A row has broken out over a claim that three gay men, two lesbians and a trans person were stoned to death this month in rural Uganda.
Over the past couple of days, the question of whether these murders happened has stunned, shocked and infuriated activists and groups around the world – as people know very little more than this.
Human rights leaders around the world have been trying to discover more about the alleged slayings.
It began after Friends New Underground Railroad, a US-based Quaker group, released a statement claiming seven were dead and 65 had fled the country.
‘They were killed by stoning. One who survived (still breathing after stoning) was burnt alive using kerosene/paraffin and a match box,’ stated the alleged witness.

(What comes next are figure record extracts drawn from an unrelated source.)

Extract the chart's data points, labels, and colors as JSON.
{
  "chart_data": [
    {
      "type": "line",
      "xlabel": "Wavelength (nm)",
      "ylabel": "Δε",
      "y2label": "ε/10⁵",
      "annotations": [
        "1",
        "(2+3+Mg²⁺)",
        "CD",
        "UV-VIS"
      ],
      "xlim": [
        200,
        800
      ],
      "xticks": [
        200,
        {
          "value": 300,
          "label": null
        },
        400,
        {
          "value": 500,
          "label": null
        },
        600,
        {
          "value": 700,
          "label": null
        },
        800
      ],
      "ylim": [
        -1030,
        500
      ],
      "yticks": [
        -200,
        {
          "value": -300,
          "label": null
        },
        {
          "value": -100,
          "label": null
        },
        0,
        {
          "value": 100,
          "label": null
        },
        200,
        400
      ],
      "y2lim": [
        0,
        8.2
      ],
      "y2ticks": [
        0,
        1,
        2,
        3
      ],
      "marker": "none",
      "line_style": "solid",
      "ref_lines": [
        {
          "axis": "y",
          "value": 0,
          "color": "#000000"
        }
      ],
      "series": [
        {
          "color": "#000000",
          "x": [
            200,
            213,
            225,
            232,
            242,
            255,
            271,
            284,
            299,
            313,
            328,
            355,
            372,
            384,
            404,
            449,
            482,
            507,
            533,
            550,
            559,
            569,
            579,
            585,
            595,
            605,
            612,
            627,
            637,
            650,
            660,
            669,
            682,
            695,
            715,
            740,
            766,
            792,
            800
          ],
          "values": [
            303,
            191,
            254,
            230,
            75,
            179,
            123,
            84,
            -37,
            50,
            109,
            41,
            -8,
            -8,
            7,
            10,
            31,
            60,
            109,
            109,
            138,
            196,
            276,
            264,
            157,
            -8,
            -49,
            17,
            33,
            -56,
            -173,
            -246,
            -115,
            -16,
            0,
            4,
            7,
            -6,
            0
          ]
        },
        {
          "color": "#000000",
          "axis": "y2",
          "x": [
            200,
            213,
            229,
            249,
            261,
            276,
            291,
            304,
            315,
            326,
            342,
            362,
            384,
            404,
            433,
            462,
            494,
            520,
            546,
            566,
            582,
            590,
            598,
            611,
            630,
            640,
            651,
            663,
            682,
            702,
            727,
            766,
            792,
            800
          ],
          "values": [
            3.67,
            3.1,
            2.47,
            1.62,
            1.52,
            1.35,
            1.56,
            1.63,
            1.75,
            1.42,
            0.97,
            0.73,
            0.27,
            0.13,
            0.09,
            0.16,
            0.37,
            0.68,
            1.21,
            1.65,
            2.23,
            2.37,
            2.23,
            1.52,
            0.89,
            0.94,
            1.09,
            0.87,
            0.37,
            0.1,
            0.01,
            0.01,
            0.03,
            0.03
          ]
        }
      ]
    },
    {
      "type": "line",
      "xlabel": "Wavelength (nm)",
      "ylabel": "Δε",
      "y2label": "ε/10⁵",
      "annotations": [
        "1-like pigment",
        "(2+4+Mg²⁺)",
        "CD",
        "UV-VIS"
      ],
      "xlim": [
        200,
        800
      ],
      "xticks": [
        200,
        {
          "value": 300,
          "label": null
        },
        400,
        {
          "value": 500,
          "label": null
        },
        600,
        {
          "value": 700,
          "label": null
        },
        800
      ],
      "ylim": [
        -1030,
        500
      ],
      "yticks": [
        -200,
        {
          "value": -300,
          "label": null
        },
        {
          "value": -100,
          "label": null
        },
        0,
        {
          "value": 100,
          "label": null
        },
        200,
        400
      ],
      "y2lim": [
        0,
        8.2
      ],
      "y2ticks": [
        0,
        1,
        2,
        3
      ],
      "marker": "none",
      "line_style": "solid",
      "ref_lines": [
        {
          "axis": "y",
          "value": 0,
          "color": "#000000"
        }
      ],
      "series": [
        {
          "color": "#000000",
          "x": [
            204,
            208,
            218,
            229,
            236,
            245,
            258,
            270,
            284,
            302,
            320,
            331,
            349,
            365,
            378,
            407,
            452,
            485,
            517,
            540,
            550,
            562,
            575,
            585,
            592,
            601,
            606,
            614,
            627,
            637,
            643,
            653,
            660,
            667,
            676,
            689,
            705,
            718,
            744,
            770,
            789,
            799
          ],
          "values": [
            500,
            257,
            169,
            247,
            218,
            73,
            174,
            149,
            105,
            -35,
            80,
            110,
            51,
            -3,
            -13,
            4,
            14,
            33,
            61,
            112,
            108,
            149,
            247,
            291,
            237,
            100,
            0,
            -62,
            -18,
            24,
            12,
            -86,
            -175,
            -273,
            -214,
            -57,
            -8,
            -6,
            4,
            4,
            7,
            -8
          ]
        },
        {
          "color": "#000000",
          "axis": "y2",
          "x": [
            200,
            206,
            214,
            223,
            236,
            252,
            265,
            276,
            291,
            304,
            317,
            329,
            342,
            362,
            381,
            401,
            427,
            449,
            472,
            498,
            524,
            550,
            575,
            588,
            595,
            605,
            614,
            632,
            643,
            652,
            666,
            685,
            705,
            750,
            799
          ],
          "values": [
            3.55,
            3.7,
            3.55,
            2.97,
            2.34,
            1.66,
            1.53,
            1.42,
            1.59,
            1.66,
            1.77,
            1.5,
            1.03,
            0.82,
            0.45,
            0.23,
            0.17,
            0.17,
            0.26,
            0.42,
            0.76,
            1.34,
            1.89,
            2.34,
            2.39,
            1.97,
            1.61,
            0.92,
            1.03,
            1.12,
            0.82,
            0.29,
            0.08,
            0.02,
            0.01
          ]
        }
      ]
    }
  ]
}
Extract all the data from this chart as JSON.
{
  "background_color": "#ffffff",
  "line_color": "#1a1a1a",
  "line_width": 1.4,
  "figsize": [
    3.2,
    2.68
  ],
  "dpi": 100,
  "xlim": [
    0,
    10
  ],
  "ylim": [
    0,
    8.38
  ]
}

Then, a seventh gay man was reportedly attacked by a mob and died a day later from head injuries. The picture used on this article, believed to be of this man, was attached to the press release.
It was claimed the killings came in anger after Uganda’s Constitutional Court nullified the Anti-Homosexuality Act earlier this month.
But following the report, including its publishing on several respected LGBTI news sites, Ugandan LGBTI rights leaders questioned its validity.
GSN chose to not report on the alleged slayings, concerned the facts had not been fully substantiated.
Pepe Julian Onziema, the LGBTI rights advocate with one of the biggest contact list of the community in Uganda, said he believed the story was a fabrication.
Some LGBTI Ugandans commented on social media they were surprised to find out a US group knew more about the suffering of their people more than they did.
But Friends New Underground Railroad is sticking to their account of the murders.
They said they have provided additional information about the reported incidents to the Human Rights Awareness and Promotion Forum and to Human Rights Watch in order to allow them to conduct their own independent investigations.